IT systems and networks in companies must be secure. This is the only way to ensure an optimum level of protection for sensitive company data or customer information against hacker attacks. This can be achieved by ongoing security scans as well as penetration tests, which are a highly recommended way of checking the vulnerability of your own IT systems against cyberattacks. But how does a penetration test – often shortened to pentest – work? What types of pentests are there, and why are they important?
In a nutshell, pentests are simulated hacker attacks on computer systems, networks or web applications carried out at the request of the company. The main goal is to track down potential gaps in IT security that make it easy for attackers to break in. The experts from the commissioned pentesting company then report on what vulnerabilities and security loopholes they have found and give their assessment of the current security situation. Pentests are a proactive form of security measure as they are used to explore what could happen and allow suggestions to be made about which measures should be taken to prevent a successful attack before an incident occurs.
Let’s take a look at pentests in detail. In fact, several points should be factored in by companies seeking to take this precaution for their IT.
Ensure legal clarity
During a pentest, the commissioned specialists – often external IT security consultants or ‘ethical hackers’ – may gain access to very sensitive areas of a company and its data depending on the particular circumstances. This makes it essential that companies having a pentest conducted provide the commissioned pentesters with official permission to perform the process. If no such agreement is in place, the pentest can be seen as an illegal attack and considered a criminal act. It’s also important that clients have a full legal right to all the systems, applications etc., that are being tested. The client is also responsible for ascertaining what truly belongs to them legally speaking to ensure no third-party systems can be tested or ‘attacked’.
Why companies need pentests
A pentest is about finding potential vulnerabilities open to unwanted intruders by using simulated attacks on systems and computers. There are many different benefits for companies:
- Preventing successful attacks and keeping systems up-to-date
- Avoiding outages and data theft
- Averting damage, both from a financial point of a view and in terms of reputation
- Meeting legal provisions to do with data protection and compliance
How pentests are conducted
What types of pentest are there, then? Certain specifications need to be set in advance to define the type of pentest more precisely. The primary factor is the objectives you wish to achieve: what area of your company do you want to put to the test in terms of security level? The goal is often to detect systems that are open to attack and then to attempt to attack them and steal data. Next, you need to define what should be tested exactly, e.g. IT infrastructure (such as firewalls or VPNs) or web applications.

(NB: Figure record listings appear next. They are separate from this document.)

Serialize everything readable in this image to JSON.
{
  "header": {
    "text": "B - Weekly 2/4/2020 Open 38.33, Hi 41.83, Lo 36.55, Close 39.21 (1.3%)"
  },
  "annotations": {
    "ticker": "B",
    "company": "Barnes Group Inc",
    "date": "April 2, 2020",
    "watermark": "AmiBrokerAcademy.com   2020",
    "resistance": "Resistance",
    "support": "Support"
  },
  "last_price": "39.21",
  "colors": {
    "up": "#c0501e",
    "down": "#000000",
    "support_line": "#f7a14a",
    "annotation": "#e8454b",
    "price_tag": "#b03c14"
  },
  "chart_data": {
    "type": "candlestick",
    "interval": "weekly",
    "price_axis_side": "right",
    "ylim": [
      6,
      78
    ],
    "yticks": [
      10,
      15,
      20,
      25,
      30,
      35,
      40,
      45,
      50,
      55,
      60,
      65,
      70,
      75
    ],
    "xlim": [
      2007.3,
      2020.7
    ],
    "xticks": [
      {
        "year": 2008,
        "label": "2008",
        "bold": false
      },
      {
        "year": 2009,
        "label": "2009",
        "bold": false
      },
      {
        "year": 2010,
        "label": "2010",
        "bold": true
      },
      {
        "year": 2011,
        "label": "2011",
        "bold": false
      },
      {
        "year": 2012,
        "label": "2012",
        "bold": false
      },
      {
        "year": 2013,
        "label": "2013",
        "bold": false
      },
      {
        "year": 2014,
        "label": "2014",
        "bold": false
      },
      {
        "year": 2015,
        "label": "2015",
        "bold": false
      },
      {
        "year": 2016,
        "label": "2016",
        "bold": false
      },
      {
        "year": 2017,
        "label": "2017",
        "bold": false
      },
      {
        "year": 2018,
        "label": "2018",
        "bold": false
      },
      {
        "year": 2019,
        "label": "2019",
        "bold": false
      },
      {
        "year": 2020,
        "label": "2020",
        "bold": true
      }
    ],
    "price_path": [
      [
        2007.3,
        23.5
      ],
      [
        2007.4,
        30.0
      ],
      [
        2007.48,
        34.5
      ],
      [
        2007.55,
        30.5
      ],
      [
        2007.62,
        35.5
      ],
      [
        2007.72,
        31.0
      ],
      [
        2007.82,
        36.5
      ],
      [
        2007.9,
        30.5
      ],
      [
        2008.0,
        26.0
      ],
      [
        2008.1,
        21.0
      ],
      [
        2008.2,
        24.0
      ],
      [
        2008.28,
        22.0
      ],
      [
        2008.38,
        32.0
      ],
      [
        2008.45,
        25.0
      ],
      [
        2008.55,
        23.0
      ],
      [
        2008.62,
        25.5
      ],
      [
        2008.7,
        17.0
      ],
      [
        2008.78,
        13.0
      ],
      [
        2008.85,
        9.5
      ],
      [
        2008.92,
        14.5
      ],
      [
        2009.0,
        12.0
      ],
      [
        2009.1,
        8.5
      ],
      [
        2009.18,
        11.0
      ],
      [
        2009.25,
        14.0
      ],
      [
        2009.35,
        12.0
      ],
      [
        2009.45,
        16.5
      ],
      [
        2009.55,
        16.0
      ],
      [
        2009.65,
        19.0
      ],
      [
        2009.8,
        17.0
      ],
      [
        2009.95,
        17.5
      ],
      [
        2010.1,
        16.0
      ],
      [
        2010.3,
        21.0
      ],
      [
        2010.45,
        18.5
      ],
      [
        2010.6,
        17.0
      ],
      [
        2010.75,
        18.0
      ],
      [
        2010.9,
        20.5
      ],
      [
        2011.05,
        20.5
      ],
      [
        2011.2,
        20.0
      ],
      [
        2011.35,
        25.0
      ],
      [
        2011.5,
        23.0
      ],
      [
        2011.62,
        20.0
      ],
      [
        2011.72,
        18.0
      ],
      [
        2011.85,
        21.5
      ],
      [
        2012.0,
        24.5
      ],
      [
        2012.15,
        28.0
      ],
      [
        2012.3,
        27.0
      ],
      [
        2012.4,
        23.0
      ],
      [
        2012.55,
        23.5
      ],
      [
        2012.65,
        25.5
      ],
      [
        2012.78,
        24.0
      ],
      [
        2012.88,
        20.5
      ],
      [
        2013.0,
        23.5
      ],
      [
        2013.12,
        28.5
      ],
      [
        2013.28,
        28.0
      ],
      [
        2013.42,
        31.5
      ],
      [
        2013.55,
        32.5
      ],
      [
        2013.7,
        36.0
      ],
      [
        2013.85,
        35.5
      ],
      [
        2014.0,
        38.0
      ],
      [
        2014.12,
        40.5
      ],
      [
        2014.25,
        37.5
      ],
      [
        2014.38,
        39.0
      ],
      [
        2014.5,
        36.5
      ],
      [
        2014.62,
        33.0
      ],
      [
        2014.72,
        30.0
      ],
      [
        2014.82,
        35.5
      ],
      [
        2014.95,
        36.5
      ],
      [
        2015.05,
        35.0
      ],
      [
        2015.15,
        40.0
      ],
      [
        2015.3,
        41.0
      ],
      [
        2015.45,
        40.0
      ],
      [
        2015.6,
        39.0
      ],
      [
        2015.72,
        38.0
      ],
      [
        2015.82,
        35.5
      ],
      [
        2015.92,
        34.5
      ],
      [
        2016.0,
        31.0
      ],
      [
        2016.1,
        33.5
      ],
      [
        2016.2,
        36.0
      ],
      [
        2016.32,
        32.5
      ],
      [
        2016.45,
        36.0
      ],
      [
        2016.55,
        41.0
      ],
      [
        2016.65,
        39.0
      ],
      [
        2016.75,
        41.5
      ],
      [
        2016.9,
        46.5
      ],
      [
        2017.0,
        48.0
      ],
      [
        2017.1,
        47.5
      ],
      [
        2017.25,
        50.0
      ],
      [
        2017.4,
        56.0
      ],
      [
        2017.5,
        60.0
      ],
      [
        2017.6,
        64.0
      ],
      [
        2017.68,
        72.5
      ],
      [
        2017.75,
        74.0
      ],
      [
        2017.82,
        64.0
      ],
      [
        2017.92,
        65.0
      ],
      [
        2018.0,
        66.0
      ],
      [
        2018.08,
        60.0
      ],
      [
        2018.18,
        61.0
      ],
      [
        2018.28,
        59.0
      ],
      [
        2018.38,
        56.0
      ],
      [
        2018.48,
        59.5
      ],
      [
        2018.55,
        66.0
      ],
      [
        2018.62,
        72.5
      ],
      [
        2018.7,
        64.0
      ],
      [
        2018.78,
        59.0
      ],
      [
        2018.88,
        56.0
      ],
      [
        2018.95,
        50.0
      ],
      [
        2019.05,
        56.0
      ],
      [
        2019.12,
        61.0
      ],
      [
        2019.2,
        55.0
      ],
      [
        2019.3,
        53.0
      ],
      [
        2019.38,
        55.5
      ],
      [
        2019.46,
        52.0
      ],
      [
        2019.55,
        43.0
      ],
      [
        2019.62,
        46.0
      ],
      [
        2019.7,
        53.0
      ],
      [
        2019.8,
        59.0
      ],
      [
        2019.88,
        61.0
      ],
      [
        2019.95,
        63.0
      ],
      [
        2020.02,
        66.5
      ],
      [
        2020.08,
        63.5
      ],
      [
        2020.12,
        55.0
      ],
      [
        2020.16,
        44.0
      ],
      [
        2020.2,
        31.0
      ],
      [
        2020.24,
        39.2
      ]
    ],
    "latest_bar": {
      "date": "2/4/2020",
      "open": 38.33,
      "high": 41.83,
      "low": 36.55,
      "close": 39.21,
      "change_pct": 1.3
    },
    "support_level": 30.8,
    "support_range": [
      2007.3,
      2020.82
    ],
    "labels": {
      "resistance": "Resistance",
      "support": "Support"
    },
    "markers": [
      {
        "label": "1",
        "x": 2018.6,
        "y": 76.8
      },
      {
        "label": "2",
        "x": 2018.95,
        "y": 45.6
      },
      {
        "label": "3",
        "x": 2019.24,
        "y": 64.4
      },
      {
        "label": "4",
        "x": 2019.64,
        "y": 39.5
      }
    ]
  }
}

The testers’ prior knowledge of the system in question also needs to be determined and there are three knowledge levels:
- For a black-box test, the testers have no prior knowledge
- For a grey box test, the testers have some information
- For a white box test, the testers know details about the company as well as its IT system
Whether the pentest is performed using automated tools or manually also makes a difference. The extensiveness of a pentest depends on how at risk the system, application or network is.
The result of the pentest allows conclusions to be drawn about how solid and robust the current security level of a company is – and also which tools, strategies and techniques hackers could use in an attack. A protocol drawn up by the person responsible for the pentest provides detailed information on the measures that have been undertaken.
Having penetration tests performed by experts
Once the decision has been made to run a pentest, the next question is: who is to perform the penetration tests in the IT system? Nowadays, many companies have their own IT experts in-house. But these experts don’t usually have the specialist knowledge required to critically and objectively verify their own systems from the perspective of an outside attacker. This means it’s recommended to draw on the advice of external service providers for running pentests.
It’s important to remember that pentests don’t continuously run, unlike ongoing security scans; they only provide a snapshot of the current security situation.
This in turn, raises the question: how often should a company run pentests? There is no one-size-fits-all answer. How often a pentest is advisable depends on the size of the company and the industry. For companies that are very large or work in a vulnerable sector (such as finance) or with a lot of customer data, it’s worth investing in a pentest more often. But smaller companies that rely on a functioning IT system – and who doesn’t that include today – can also benefit from a gain in security. And by the way, we here at Nevis regularly have pentests performed by an independent institute.
But when choosing your pentesters, you need to be cautious: there are some scammers operating on the market. The Swiss Netzwoche Association recently reported on a pentesting company founded by none other than hackers.
After the pentest
Following the pentest, the client receives not only a test log but also a final report. This provides information on which security loopholes were found as well as recommendations for action and solutions for the problems that were uncovered. Depending on the pentest provider, they may also offer to remedy the vulnerabilities and undertake the measures necessary to enhance security. These include updates, patches or upgrades for the systems in use. Training measures for staff can also raise the awareness of IT risks by the classic weak spot: humans.